Proprio chitarre sabbiose, che si insinuano in ritmi conturbanti e maliziosi, sono al centro della maggior parte dei brani del disco, il cui titolo ironico cozza sin da subito con le sensazioni contrastanti e col cinico realismo che emergono nella maggior parte dei brani. Si pensi a “Warning Signs”, apertura del disco, sotto la cui melodia sognante e ipnotica sopraggiungono momenti di timore e di dubbio. “You showed a lot of warning signs”, canta Bridwell, “You made your own situation mine, now your problem is mine”, mentre il narratore si ritrova nel pieno di un dramma esistenziale e medico.

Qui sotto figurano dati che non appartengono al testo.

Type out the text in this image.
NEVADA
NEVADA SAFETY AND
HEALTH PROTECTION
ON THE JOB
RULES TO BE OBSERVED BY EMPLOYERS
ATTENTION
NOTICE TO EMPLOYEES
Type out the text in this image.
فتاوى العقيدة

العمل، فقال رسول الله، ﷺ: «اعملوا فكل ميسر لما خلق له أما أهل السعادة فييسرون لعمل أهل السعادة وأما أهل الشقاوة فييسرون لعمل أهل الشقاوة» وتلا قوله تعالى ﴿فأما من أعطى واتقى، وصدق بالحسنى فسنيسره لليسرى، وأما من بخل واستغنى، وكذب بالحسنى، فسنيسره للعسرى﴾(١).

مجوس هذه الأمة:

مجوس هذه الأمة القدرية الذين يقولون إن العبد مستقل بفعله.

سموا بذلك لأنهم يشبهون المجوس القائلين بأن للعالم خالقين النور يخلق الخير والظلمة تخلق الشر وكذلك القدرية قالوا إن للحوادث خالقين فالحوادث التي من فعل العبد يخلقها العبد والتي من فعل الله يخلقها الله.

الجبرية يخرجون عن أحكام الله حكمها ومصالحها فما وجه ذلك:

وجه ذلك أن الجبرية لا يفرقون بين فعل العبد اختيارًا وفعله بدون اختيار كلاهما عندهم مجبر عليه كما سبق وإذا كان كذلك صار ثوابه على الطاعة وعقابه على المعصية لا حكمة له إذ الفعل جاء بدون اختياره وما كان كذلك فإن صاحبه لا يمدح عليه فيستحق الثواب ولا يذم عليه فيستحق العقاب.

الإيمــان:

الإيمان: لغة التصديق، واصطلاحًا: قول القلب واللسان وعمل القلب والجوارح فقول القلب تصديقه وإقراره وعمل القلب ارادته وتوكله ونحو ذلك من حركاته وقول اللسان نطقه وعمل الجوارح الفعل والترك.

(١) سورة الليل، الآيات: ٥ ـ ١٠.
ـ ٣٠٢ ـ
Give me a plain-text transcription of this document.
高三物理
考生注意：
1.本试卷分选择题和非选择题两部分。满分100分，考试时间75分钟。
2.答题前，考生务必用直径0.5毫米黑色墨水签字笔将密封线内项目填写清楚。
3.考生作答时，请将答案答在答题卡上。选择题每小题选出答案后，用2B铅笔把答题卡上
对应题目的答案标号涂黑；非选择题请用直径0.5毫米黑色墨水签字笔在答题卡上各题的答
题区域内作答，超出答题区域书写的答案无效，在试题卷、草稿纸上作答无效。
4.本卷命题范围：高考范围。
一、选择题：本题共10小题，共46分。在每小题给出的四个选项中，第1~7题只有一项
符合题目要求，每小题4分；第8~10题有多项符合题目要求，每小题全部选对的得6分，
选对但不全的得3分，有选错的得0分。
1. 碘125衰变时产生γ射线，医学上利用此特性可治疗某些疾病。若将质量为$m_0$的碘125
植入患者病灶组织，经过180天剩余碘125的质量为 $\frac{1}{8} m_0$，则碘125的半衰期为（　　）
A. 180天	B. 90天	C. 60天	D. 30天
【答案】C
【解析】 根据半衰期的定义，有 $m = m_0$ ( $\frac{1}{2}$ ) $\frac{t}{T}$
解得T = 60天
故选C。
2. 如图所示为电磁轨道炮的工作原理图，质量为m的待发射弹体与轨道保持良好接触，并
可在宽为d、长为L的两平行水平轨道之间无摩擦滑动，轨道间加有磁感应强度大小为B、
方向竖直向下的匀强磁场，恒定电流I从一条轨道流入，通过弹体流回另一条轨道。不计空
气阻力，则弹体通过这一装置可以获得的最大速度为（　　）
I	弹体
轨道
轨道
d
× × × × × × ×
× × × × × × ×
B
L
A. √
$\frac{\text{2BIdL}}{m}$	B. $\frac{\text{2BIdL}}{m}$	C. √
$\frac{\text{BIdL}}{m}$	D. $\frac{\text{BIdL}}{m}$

Le melodie dolci che caratterizzano tutto il disco tradiscono una certa tensione e un realismo tranciante che rabbuia ogni possibile strada verso la luce e la pace: “You deserted me in the hard times”, canta Bridwell in “In the Hard Times”, mentre un arrangiamento quasi emo-pop avvolge dall’inizio alla fine il pezzo. Il falsetto di Bridwell squarcia le nuvole e prova a portare un vento di speranza in un contesto che non sembra, però, lasciare spazio alla gioia. La apparentemente quieta “In Need of Repair” esprime senza ipocrisie questo tragico bipolarismo che lascia aperti portoni in merito al futuro e persino al presente: “I’m in a state of disrepair / And trying to make it til the morning”, recita il brano, che sotto il suo tappeto di chitarre melliflue e di ritmiche abbacinanti nasconde riflessioni e rivelazioni potenzialmente sinistre.
I dieci brani che compongono Things Are Great, pur non facendo gridare a un ritorno del gruppo ai picchi raggiunti più di quindici anni fa, sono ariosi e solidi e le loro melodie di ampio respiro e mai prevedibili. Sono riconoscibili quegli approcci chitarristi tipicamente indie-rock stelle-e-strisce e quell’intreccio intricato di arpeggi e di accordi che sono da sempre un marchio di fabbrica di Bridwell. In ogni angolo, a cercar bene, affiorano traumi, paure e incertezze che creano una forte aporia rispetto alle melodie spesso luminose e raggianti. Si pensi, per esempio, ad “Aftermath”, immerso nelle turbe che qualsiasi genitore può avere: come un taglio improvviso compare uno choc (“Then the morning brought a scare / Holding a child falling down the stairs”) che solo il finale, come una ninnananna, prova a ricucire: “Aftermath / All of my love, my love / Oh, my darling, darling, my love”.
In definitiva, Things Are Great è un lavoro che, se fosse arrivato una decina di anni fa, in un momento interlocutorio del gruppo, che si sarebbe trovato spaesato di fronte ai percorsi spesso non troppo coerenti che il suo leader Bridwell era sul punto di prendere, avrebbe fornito la prova che le qualità del suo principale songwriter erano rimaste intatte; queste qualità, infatti, ci sono ancora, sono visibili ovunque in questo nuovo lavoro e brillano maggiormente proprio quando sono messe al servizio di ciò che Bridwell e soci – a registrare il disco è una formazione che vede una nuova aggiunta e che è differente da quella che aveva registrato nel 2016 Why Are You OK – sanno fare meglio, un indie-rock emozionale e sincero, ordinato e diretto, che non ha alcuna paura di mostrare al mondo intero le sue fragilità.